Every time I read a new book in the Ender’s Game series of novels, I’m completely blown away. The original four books, I read without a break. I’ve since gone back and re-read the first novel again, and it was just as good as the first time I read it. The second series, following the “Bean” character from the original book, has been a whole new adventure, which I’ve enjoyed immensely.
This book picks up immediately after Shadow Puppets. Bean is still working, reluctantly, in the service of Peter Wiggin, the Hedgemon of Earth. Along with his wife, Petra, Bean is now intent on tracking down the babies he believes to be born from the embryos, stolen in a previous book. Time is of the essense, because Bean is dying from the same condition that made him the most brilliant military mind the world has ever known. He wants to find the babies before he dies. Also, he is given hope for a cure, but at a huge cost to him and his family.
Meanwhile, Peter Wiggin is working to build a peaceful world. Standing in the way are China and the muslim world, both of which have goals of domination and empire. India, caught in the middle, has defeated the Chinese invaders, only to be controlled by muslim invaders from the West. What’s more, each of these powers has, at its head, a Battle School graduate, two of whom fought with Ender in the final battle against the Bugger threat.
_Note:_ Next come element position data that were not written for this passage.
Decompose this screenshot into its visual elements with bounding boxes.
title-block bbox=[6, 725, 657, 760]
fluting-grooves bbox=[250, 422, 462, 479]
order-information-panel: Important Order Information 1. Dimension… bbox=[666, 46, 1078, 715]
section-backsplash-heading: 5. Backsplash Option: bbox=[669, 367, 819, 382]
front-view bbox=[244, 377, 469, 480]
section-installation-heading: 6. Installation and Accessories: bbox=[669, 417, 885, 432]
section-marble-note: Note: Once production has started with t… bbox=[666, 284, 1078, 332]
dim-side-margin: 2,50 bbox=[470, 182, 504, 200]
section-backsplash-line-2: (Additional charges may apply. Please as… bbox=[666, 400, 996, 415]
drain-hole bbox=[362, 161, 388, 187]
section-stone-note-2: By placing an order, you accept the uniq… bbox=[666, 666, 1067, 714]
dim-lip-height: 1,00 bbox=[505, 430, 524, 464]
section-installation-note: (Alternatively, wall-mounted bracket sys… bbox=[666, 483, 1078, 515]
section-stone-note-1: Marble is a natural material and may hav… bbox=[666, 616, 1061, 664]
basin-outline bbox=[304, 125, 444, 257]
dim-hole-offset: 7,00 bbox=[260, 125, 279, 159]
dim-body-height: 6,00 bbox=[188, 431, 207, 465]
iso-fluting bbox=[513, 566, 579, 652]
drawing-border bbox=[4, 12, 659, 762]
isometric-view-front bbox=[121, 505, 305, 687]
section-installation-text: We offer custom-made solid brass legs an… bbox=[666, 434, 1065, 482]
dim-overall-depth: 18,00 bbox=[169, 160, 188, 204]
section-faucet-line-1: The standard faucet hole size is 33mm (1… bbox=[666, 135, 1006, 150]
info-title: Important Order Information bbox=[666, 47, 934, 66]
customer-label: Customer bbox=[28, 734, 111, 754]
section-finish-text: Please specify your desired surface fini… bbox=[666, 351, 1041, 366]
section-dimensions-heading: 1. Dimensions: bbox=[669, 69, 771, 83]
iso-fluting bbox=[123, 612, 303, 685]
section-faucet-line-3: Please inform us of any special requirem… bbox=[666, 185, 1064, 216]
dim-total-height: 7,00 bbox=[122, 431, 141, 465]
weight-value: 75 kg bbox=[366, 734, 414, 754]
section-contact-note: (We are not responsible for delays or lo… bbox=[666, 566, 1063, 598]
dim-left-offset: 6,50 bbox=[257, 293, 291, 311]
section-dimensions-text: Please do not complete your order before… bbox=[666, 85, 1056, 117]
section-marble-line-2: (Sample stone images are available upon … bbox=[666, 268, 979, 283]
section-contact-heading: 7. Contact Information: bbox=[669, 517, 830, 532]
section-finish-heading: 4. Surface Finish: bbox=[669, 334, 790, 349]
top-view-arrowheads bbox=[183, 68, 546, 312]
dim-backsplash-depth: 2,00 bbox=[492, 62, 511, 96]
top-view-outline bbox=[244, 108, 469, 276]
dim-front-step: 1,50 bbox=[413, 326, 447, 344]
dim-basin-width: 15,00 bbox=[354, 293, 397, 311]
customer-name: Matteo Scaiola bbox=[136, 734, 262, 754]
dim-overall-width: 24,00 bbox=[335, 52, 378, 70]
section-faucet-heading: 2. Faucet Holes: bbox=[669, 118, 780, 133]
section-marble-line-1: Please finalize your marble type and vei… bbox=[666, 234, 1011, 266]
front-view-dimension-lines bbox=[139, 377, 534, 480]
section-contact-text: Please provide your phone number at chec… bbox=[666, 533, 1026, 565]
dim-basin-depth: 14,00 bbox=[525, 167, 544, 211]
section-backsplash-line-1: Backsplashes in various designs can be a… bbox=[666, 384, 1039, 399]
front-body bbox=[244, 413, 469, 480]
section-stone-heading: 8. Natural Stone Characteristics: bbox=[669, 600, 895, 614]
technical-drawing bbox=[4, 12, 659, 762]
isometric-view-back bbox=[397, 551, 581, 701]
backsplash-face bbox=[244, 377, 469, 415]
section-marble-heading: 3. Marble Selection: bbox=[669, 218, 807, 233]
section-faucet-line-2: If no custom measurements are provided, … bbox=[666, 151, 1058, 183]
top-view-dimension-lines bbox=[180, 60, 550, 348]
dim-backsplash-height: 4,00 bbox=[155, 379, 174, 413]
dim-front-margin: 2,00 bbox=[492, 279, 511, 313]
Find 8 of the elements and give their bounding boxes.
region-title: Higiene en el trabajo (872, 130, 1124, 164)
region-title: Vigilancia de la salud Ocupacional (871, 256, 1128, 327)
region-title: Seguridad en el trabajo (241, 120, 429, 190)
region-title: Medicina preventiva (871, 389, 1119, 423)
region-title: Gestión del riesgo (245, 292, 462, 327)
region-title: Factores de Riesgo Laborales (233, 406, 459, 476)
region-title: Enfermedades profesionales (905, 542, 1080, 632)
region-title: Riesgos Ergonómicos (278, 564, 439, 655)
What’s great about these books is that they are just good stories. The science-fiction elements have always seemed toned-down, in favor of character development. I’ve come to know these characters, over the course of the series, and many of them I know quite well. In the end, I have trouble figuring out who is the main character of the second series. Is it the story of Bean and his life with Petra? Is it the story of Peter Wiggin and his quest to unite the world? Is it the story of the Battle School graduates, and how they affected the world?
After reading what may well be the last book in the series (I have no knowledge of the plans of Orson Scott Card. I just read the books) I believe the story is about all of this. This is the story of an extraordinary group of individuals, incapable of not affecting everything around them. We follow grand world politics, military strategy, battles, religion, family relationships, motherhood, and so much more.
I’ve been trying to convince my wife to read Ender’s Game. Every new book in the series that I read becomes the reason she needs to start reading, so she can reach that point. Having read what I believe to be the end, I have to say that this book is a fine reason to start reading the series. This book is what brings a batch of books, which continue a single story, into a single large work that I can see as one.